Я подала прошение на содержание, и он не знал об этом. Письмо из магистрата обязало декларировать свои доходы, чтобы понять, какой налог он должен платить за семейные издержки. Он расплакался. Платить за жизнь во Франции, платить за сына - это раньше не приходило ему в голову.
Одним вечером я чуть не пострадала. Не помню, с чего все началось, но он припер меня к стене и уже поднял кулак. Я смело смотрела ему в глаза.
- Муса, год условно, помнишь? Я только этого и жду, так что вперед!
Он отпустил меня, но тот факт, что он не мог ударить жену, когда ему хотелось, взбесил его.
- Как я устал от этой бабы! Я не хочу, чтобы мой сын рос без отца и матери!

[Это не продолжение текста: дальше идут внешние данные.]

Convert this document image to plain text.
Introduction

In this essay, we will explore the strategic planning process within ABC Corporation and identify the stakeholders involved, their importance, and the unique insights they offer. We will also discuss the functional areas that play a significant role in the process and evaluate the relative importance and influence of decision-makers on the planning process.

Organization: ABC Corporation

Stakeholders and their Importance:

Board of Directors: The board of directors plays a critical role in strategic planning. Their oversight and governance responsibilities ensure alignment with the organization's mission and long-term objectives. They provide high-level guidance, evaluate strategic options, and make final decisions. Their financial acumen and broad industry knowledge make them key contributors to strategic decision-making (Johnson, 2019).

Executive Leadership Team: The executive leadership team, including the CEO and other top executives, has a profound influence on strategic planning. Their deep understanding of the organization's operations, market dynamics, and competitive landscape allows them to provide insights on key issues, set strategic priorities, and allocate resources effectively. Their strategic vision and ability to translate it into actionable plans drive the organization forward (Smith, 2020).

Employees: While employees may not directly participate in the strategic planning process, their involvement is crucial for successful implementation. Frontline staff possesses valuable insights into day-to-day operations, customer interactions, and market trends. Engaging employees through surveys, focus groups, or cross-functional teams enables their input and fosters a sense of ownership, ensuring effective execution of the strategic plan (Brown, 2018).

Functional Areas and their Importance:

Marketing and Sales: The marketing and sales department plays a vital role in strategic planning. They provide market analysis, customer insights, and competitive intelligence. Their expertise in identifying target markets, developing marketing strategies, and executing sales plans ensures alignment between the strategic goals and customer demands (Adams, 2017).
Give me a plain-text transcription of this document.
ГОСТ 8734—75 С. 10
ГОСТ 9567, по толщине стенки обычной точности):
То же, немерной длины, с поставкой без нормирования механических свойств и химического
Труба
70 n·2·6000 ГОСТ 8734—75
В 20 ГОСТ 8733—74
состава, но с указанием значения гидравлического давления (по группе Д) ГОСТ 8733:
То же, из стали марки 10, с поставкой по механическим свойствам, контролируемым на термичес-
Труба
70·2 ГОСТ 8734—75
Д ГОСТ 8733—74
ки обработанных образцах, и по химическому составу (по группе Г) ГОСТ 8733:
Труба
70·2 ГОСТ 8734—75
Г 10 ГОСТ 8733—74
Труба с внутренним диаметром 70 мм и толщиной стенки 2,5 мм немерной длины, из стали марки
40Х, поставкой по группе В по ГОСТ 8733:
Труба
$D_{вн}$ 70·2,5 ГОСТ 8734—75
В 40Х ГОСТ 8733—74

Он врезал себе по лицу с такой силой, что щека распухла; смотреть на это не было сил. Муса вел себя как безумный; я запаниковала и попросила его успокоиться. Он не слышал, бился головой о стену, катался по полу, а потом повторял все сначала. Я не могла привести его в чувство - пришлось позвать на помощь соседей, а затем вызвать "скорую". Одна моя соседка работала в больнице, и она никогда прежде не видела подобного приступа.
Муса был в совершенном бреду. Его лицо было разбито и залито кровью, а он все бросался на стену, раздирал себе грудь и рвал на себе одежду. Он мог бы запросто убить меня - я по-настоящему боялась его тогда. Мой муж явно страдал каким-то психическим расстройством. "Скорая помощь" отказалась приехать, когда там поняли, что человек в припадке безумия. Пришлось вызывать полицию и звонить одному врачу. Ему сделали два укола валиума, чтобы он утих, после чего переправили в больницу.
В который раз у меня случился приступ тетании. Я чувствовала свою вину; я зашла слишком далеко. Хотя врач сказал, что Муса мог в таком состоянии убить меня и что это довольно частая реакция на семейную сцену, я все равно продолжала винить себя. Я должна была позволить ему оскорбить меня и промолчать в ответ? Но как может человек молчать всегда?
Оставшись одна, я прокручивала все снова и снова. Ты ни в чем не виновата. Тебе просто пришлось защищаться доступными средствами. Какой у тебя был выбор? Пустить в ход нож и убить его? Я не убийца. Или сбежать с ребенком - но куда? Если бы я пришла в дом отца, он сказал бы мне не заводить дело и не разводиться. Так куда же еще? Неужели я должна остаться в общаге для избиваемых жен в какой-нибудь глуши? С кроватью, ребенком и чемоданом. А что с работой? И квартирой? Позволить мужу жить там, в мире и спокойствии, пока я с ребенком буду ютиться в комнате, перебиваясь на хлебе и воде? Или так, или вернуться к родителям. Вернуться, после того что я сделала для освобождения из этой западни? Слышать непрекращающееся: "Он откажется от тебя! Мы так и знали, он откажется от тебя! Ты куда? С кем? Когда вернешься? Ты курила?"